You're in a jen-you-wine two-tone green metal-flake dune buggy with a pair of monstro sand haulers in the back and some smaller knobbies up front. You're racing across the Baja desert against a pack of 80 other good old boys and girls.

Right away when you boot up Baja Buggies, it appeals to you with some spiffy 3-D visuals. The tires spin and the craggy mountain range in the distance scrolls right and left as you snake through the turns. In front of you, the scenery is desert-crisp. A brown expanse of sand extends to the mountain range. Behind the mountains is a fine strip of crimson, suggesting dawn. Above you, the sky is a sharp desert-blue, cloudless except for one creamy cumulus, which also scrolls.

This is a racing game of the Turbo school. A pair of dotted lines that fade into the middle distance shows you your course. You control right and left movement with the joystick and brake with the red "fire" button. Rear stopping lights glow when you brake. As you get up to about 80 (as indicated on the speedometer on the bottom of the screen) you start to pass other drivers.

Baja Buggies is tricky. It's easy to get trapped on the outside of a curve and careen out of control into the pipes of the guy in front of you. There are five levels of difficulty. At the harder levels, the buggies you try to pass leave you less room on the road.

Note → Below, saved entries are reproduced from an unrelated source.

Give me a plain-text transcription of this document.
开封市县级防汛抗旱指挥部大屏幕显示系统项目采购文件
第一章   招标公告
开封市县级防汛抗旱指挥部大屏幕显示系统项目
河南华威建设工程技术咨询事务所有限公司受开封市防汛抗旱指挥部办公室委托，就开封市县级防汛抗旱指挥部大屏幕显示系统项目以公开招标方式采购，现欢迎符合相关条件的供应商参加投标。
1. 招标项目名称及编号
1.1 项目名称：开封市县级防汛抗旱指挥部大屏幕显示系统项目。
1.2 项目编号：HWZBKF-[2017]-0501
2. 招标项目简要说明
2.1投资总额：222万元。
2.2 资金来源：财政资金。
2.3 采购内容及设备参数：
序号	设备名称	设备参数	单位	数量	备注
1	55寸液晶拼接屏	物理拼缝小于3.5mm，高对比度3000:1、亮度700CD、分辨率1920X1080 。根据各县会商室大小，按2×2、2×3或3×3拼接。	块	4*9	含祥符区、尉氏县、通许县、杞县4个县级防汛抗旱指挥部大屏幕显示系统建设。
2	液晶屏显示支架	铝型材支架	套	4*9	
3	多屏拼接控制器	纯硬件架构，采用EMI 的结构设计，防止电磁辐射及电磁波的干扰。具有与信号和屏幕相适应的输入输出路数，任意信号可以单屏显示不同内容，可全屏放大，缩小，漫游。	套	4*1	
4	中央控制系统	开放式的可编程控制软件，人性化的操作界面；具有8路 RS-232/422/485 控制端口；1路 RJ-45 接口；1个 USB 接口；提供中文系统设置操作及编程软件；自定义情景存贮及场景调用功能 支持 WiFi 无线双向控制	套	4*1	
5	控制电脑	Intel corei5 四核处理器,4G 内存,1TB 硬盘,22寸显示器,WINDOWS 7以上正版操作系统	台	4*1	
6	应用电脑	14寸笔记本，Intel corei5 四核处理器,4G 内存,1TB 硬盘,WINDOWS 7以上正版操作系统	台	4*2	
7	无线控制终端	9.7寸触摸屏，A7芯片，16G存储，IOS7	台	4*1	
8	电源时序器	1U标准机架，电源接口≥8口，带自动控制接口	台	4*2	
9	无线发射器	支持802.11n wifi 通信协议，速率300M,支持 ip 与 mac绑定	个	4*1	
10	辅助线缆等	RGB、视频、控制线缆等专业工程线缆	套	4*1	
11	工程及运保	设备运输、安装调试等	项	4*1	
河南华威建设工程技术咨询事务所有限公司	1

The game would get our top rating except for a few flaws. 1) The sound is drab, a mindless revving engine and a dull white-noise crash. 2) There's no accelerator, only a brake. 3) There's no shift, though this is not so important. 4) Joystick control is not as fast as paddles would be. Why not design this for paddles, since it's only left and right movement?

Keep your eye on the middle of the screen to watch cars appearing instead of watching your own buggy. Look for patterns.